Want to talk impact.... Gibson's '68 season and his 1.12 era that year was the reason MLB lowered the mound the following season.
It was Gibson,
plus * Don Drysdale breaking Walter Johnson's shutout inning streak over six consecutive shutouts in May and June.
* Denny McLain earning 31 wins. (Codicil: When you're getting 4.7 runs of support per 27 outs, which is what McLain got in 1968, you'd damn well
better win 31 games.)
* Carl Yastrzemski winning the American League batting title at .301.
* The American League slugging a mere .339. (It's still the lowest league percentage since 1915.)
* 339 shutouts across MLB.
* Five teams pitching 20 or more shutouts. (In descending order: the Cardinals [30], the Mets [25], the Indians [23], the Dodgers [23], and the Giants [20].)
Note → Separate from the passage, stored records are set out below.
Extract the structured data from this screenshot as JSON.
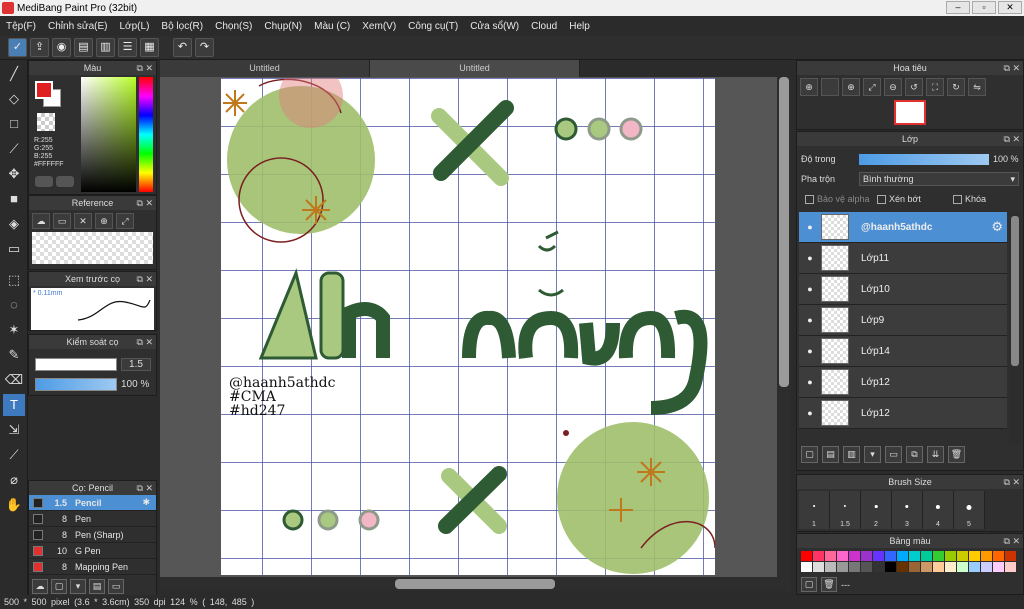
{
  "window": {
    "title": "MediBang Paint Pro (32bit)"
  },
  "menu": [
    "Tệp(F)",
    "Chỉnh sửa(E)",
    "Lớp(L)",
    "Bộ lọc(R)",
    "Chọn(S)",
    "Chụp(N)",
    "Màu (C)",
    "Xem(V)",
    "Công cụ(T)",
    "Cửa sổ(W)",
    "Cloud",
    "Help"
  ],
  "doc_tabs": [
    "Untitled",
    "Untitled"
  ],
  "color_panel": {
    "title": "Màu",
    "r": "R:255",
    "g": "G:255",
    "b": "B:255",
    "hex": "#FFFFFF",
    "fg_color": "#e02020",
    "bg_color": "#ffffff"
  },
  "reference_panel": {
    "title": "Reference"
  },
  "preview_panel": {
    "title": "Xem trước cọ",
    "size": "0.11mm"
  },
  "brush_control": {
    "title": "Kiểm soát cọ",
    "size_value": "1.5",
    "opacity_value": "100 %",
    "opacity": 1.0
  },
  "brush_list": {
    "title": "Cọ: Pencil",
    "items": [
      {
        "size": "1.5",
        "name": "Pencil",
        "color": "#222222",
        "selected": true
      },
      {
        "size": "8",
        "name": "Pen",
        "color": "#222222",
        "selected": false
      },
      {
        "size": "8",
        "name": "Pen (Sharp)",
        "color": "#222222",
        "selected": false
      },
      {
        "size": "10",
        "name": "G Pen",
        "color": "#e03030",
        "selected": false
      },
      {
        "size": "8",
        "name": "Mapping Pen",
        "color": "#e03030",
        "selected": false
      }
    ]
  },
  "canvas": {
    "title_art": "Ảnh nắng",
    "caption_lines": [
      "@haanh5athdc",
      "#CMA",
      "#hd247"
    ],
    "grid_color": "#4650a0",
    "accent_green": "#aacc88",
    "dark_green": "#2e5a34"
  },
  "status": {
    "size": "500 * 500 pixel",
    "cm": "(3.6 * 3.6cm)",
    "dpi": "350 dpi",
    "zoom": "124 %",
    "coords": "( 148, 485 )"
  },
  "navigator": {
    "title": "Hoa tiêu"
  },
  "layer_panel": {
    "title": "Lớp",
    "opacity_label": "Độ trong",
    "opacity_value": "100 %",
    "opacity": 1.0,
    "blend_label": "Pha trộn",
    "blend_value": "Bình thường",
    "protect_alpha": "Bảo vệ alpha",
    "clipping": "Xén bớt",
    "lock": "Khóa",
    "layers": [
      {
        "name": "@haanh5athdc",
        "selected": true
      },
      {
        "name": "Lớp11",
        "selected": false
      },
      {
        "name": "Lớp10",
        "selected": false
      },
      {
        "name": "Lớp9",
        "selected": false
      },
      {
        "name": "Lớp14",
        "selected": false
      },
      {
        "name": "Lớp12",
        "selected": false
      },
      {
        "name": "Lớp12",
        "selected": false
      }
    ]
  },
  "brush_size_panel": {
    "title": "Brush Size",
    "sizes": [
      1,
      1.5,
      2,
      3,
      4,
      5
    ]
  },
  "palette_panel": {
    "title": "Bảng màu",
    "footer_text": "---",
    "colors": [
      "#ff0000",
      "#ff3366",
      "#ff6699",
      "#ff66cc",
      "#cc33cc",
      "#9933cc",
      "#6633ff",
      "#3366ff",
      "#00aaff",
      "#00cccc",
      "#00cc99",
      "#33cc33",
      "#99cc00",
      "#cccc00",
      "#ffcc00",
      "#ff9900",
      "#ff6600",
      "#cc3300",
      "#ffffff",
      "#dddddd",
      "#bbbbbb",
      "#999999",
      "#777777",
      "#555555",
      "#333333",
      "#000000",
      "#663300",
      "#996633",
      "#cc9966",
      "#ffcc99",
      "#ffeecc",
      "#ccffcc",
      "#99ccff",
      "#ccccff",
      "#ffccff",
      "#ffcccc"
    ]
  }
}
* A collective MLB 2.98 ERA
and fielding-independent pitching rate.
* Luis Tiant of the Indians winning the American League ERA title with 1.60.
*
Far more night than day baseball---578 more night than day games in 1968, and 472 more night games in 1968 than in 1963, the year the Baseball Rules Committee expanded the strike zone to points from the batter's shoulders to below his knees.
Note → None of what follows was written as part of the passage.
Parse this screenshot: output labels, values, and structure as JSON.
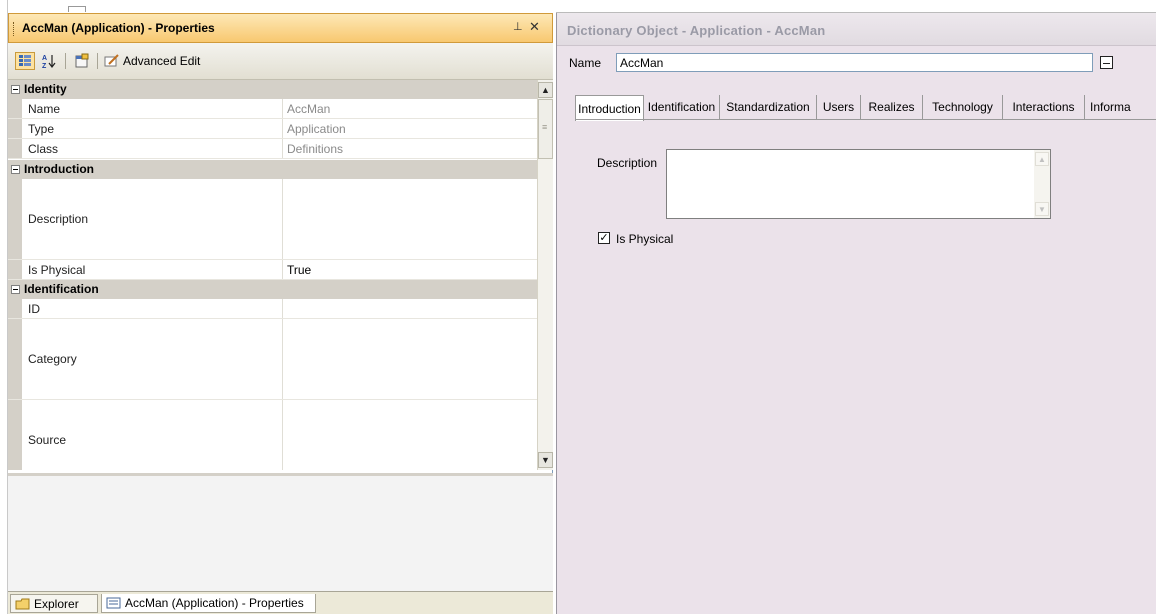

Gibson's 1968 ERA was only the most obvious reason MLB re-instituted the pre-1962 strike zone and lowered the mound to ten inches. But it wasn't the
only reason. If Gibson had rolled that ERA but everything else in MLB remained at its previous or future averages, by itself it wouldn't have been enough to compel those rule changes. Bob Gibson was a great pitcher, but his impact on the post-1968 rule changes is as exaggerated as his image for headhunting.